The function of the above loop is to sequentially remove the option after the script name, to process it, and if you enter an illegal option, enter the "? specified section to exit the script.

Second, Bash provides an extended select for interactive applications that users can choose from a different set of values. The syntax is as follows:

Select Var in ...; Do break

For example, the output of the following program is:

echo "Your choice?"
Select Var in "a" "B" "C"; Do-break-done
echo $var
Your choice?
1) a
2) b
3) C

Third, a custom function can also be used in Shell script in the form of the following syntax:

functionname ()

For example, we could put the fourth to 12th line in the second example above into a body called help function, and then write it directly at each call. The method used to handle function invocation parameters in a function is to represent the first and second arguments directly with the $ $ $ above, and the argument list with $*.

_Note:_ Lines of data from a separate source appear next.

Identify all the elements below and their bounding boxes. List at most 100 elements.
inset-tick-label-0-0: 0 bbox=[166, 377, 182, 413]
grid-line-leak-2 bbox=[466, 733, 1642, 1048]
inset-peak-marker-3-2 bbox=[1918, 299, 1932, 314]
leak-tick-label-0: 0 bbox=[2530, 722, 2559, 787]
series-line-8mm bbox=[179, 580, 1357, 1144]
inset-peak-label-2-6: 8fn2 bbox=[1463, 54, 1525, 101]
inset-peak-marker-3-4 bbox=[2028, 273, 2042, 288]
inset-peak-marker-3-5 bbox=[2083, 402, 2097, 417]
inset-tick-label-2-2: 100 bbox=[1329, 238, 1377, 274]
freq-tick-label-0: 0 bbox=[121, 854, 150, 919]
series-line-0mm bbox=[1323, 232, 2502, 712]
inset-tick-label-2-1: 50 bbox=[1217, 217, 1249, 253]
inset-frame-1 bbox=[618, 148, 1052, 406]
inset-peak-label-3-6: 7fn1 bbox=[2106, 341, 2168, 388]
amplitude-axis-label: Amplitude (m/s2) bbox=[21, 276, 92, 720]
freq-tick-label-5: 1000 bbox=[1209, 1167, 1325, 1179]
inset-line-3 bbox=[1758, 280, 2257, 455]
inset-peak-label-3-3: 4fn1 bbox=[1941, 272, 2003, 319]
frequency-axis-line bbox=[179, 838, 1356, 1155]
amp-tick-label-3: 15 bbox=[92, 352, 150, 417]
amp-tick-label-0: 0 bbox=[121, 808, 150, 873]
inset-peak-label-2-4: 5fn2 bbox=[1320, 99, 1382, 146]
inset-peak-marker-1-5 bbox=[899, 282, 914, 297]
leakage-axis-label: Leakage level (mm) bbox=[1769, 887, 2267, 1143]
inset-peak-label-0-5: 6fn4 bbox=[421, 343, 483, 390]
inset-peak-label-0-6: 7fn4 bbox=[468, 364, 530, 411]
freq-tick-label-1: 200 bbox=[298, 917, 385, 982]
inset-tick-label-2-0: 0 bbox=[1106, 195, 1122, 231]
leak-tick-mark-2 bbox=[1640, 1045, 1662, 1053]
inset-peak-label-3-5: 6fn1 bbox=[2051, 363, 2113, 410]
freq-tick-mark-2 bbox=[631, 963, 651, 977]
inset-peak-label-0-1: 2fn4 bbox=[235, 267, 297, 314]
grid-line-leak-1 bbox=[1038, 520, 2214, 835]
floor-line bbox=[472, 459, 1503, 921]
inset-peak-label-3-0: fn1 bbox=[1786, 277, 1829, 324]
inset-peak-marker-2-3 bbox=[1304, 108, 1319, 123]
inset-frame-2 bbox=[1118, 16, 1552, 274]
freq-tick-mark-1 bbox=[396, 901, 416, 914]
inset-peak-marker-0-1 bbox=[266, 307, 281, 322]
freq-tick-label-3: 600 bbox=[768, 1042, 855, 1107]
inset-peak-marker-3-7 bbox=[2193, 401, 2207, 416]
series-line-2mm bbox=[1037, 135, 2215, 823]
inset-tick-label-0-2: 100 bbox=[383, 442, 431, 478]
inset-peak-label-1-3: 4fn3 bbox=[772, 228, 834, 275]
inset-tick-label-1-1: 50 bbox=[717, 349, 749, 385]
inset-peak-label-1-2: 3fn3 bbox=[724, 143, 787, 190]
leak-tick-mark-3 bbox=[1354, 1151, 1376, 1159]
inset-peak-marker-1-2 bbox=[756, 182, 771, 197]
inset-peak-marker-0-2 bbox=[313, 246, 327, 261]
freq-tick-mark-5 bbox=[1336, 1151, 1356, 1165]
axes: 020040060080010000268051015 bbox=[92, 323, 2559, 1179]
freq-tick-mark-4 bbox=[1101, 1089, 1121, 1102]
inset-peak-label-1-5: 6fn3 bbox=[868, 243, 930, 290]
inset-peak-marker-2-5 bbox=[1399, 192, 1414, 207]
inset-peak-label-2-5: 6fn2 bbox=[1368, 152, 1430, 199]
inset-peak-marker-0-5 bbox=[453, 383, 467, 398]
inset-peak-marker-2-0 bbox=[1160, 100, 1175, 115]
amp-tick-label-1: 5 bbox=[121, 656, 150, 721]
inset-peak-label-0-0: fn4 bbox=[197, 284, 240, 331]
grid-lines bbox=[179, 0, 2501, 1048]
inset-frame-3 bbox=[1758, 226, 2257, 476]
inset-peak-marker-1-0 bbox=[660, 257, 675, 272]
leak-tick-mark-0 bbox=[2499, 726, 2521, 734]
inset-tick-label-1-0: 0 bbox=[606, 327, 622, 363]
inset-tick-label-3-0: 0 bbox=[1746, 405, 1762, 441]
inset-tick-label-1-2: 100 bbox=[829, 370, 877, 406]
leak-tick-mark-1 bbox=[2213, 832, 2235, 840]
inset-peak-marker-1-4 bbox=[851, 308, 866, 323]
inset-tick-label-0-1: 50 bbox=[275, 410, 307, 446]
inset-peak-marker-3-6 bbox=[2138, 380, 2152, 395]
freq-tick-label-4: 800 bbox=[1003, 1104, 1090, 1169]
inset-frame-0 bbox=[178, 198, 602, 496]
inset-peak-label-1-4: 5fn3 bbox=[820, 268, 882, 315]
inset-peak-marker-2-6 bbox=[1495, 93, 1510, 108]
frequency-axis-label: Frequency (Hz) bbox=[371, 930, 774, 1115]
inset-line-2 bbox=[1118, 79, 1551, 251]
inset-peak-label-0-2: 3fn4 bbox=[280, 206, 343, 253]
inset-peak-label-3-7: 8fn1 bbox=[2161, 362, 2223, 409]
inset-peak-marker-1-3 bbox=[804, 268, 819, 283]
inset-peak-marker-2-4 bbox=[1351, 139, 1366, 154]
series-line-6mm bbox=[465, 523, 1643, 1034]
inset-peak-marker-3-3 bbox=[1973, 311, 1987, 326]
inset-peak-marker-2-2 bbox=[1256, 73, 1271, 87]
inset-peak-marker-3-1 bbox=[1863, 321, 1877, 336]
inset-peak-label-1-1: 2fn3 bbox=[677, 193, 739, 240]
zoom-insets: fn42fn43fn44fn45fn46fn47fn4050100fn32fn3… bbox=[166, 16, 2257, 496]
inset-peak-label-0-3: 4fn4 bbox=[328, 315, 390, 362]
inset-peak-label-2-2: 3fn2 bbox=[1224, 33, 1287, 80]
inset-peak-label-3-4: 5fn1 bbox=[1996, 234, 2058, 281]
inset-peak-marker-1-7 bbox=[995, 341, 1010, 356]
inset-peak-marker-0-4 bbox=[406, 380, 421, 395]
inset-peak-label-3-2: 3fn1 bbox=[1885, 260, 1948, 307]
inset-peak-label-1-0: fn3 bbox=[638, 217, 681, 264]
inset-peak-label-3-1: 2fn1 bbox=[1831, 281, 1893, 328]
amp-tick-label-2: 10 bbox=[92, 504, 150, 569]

Four, we can also debug shell script scripts under the shell, of course, the simplest way is to use the Echo output view variable values. Bash also provides a true debugging method, which is to use the-x parameter when executing a script.

Sh. x

This executes the script and displays the values of all variables in the script, as well as parameter-N, which does not execute the script, but returns all the syntax errors.

The above is a small set to introduce the Linux Shell Script programming introductory tutorials all the content, I hope you like.